ブング・ジャムも脱帽! サマーカードのディープな世界
他故さんかセレクトしたサマーカードの数々(すべてサンリオ)
――では、トリは他故さんですね。
【他故】みなさん、測ったり、作ったりということなんですけど、私の場合はそこから視点は外れまして、夏休みに何をするというよりは、自分の夏休みで何をすると考えたときに、ただ単に実家に帰省するのではなくて、帰省する前に「帰るよ」というはがきを書いたりとか、子どもに「おじいちゃんに会いに行きますよ」と書かせたりとか、というのをですね。
【きだて】へぇ~。
【他故】やっているんじゃなくて、やりたいなということで。
【きだて】ああ、やりたいのね。
【他故】そういうときに、暑中見舞いを売ってるよねということで、久しぶりに売り場を見たら、あまりにも盛況でビックリしたんですよ。今は、「サマーカード」という言い方をするんですね。
――ああ、そうですね。
【他故】グリーティングカードといってもいろんな種類があって、僕の中のグリーティングのイメージだと、基本的にはクリスマスカードのような、みんながやっているというイメージだったんですけど、夏にこんなにカードが流行ってるんだというのに気がつかなくて。今日はサンリオのやつだけなんですが、気に入ったものをいくつか買ってきたので、みんなで見てみようかなと思って。
――なるほど。
【他故】これは今年の新作なのかな。レーザーカットで立体的に飾れるっていう。
【きだて】この時点で相当涼しげでいいけどね。
【高畑】紙製品はレーザーカットができて、いろんなものが変わったね。
【きだて】これすごいね、いいね。
【他故】精度もすごいんだけど。
【高畑】これでいくら?
【他故】これで500円。
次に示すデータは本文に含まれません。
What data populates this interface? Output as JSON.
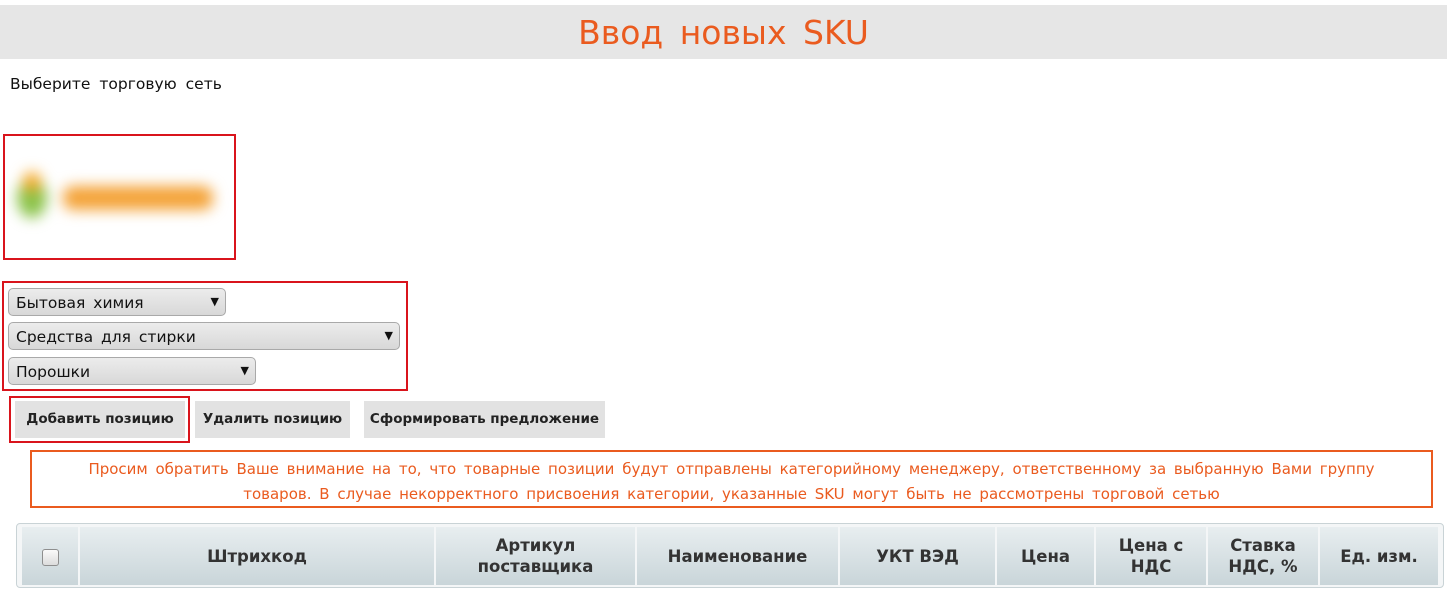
{
  "header": {
    "title": "Ввод новых SKU"
  },
  "subtitle": "Выберите торговую сеть",
  "logo": {
    "description": "blurred-retailer-logo"
  },
  "selects": [
    {
      "value": "Бытовая химия"
    },
    {
      "value": "Средства для стирки"
    },
    {
      "value": "Порошки"
    }
  ],
  "arrow_glyph": "▼",
  "buttons": {
    "add": "Добавить позицию",
    "delete": "Удалить позицию",
    "offer": "Сформировать предложение"
  },
  "notice": {
    "line1": "Просим обратить Ваше внимание на то, что товарные позиции будут отправлены категорийному менеджеру, ответственному за выбранную Вами группу",
    "line2": "товаров. В случае некорректного присвоения категории, указанные SKU могут быть не рассмотрены торговой сетью"
  },
  "table": {
    "columns": [
      {
        "line1": "Штрихкод",
        "line2": ""
      },
      {
        "line1": "Артикул",
        "line2": "поставщика"
      },
      {
        "line1": "Наименование",
        "line2": ""
      },
      {
        "line1": "УКТ ВЭД",
        "line2": ""
      },
      {
        "line1": "Цена",
        "line2": ""
      },
      {
        "line1": "Цена с",
        "line2": "НДС"
      },
      {
        "line1": "Ставка",
        "line2": "НДС, %"
      },
      {
        "line1": "Ед. изм.",
        "line2": ""
      }
    ]
  },
  "colors": {
    "accent": "#ea5b1f",
    "highlight_border": "#d9141c",
    "header_bar": "#e6e6e6"
  }
}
それで、その下にあるのがメッセージカードになるんだね。
【きだて】この台紙がメッセージカードなんだ。そうだよね、これにメッセージ書くところどこにもないよね。
【他故】書けんだろ!
【きだて】いいねこれ、かっこいい~。
【他故】この段階で、21世紀になって随分技術が上がったなと思うよ。技術だけでもすごいんだけど、誰が見ても涼しげでしょ。これを送られてきて、嫌がる人がいるかな。
【きだて】いや、これはいいね、うん。
――これは飾っておけますからね。
【他故】この下のタグも、立ち上げればちゃんと立つみたいで。
【高畑】あ~、なるほど。
【他故】安定するんだよ。いろんな工夫があって。
――今どきのグリーティングカードはすごいですよ。レーザーカットのカードはトレンドじゃないですか。
【他故】いや、売り場としては本当にノーマークだったので。すごく華やかな売り場だっていうのは知ってたんですけど、全くのノーマークで。
――男性はあんまり近寄らないコーナーですよね。
【高畑】つい俺らは、自分で作らなきゃって思っちゃうからね。
【他故】いや、工作派の人たちの気持ちも分からなくはないけどね(笑)。
【きだて】これを見て、「いいな」と思うと同時に、「負けてられるか」という気持ちになるんだよ。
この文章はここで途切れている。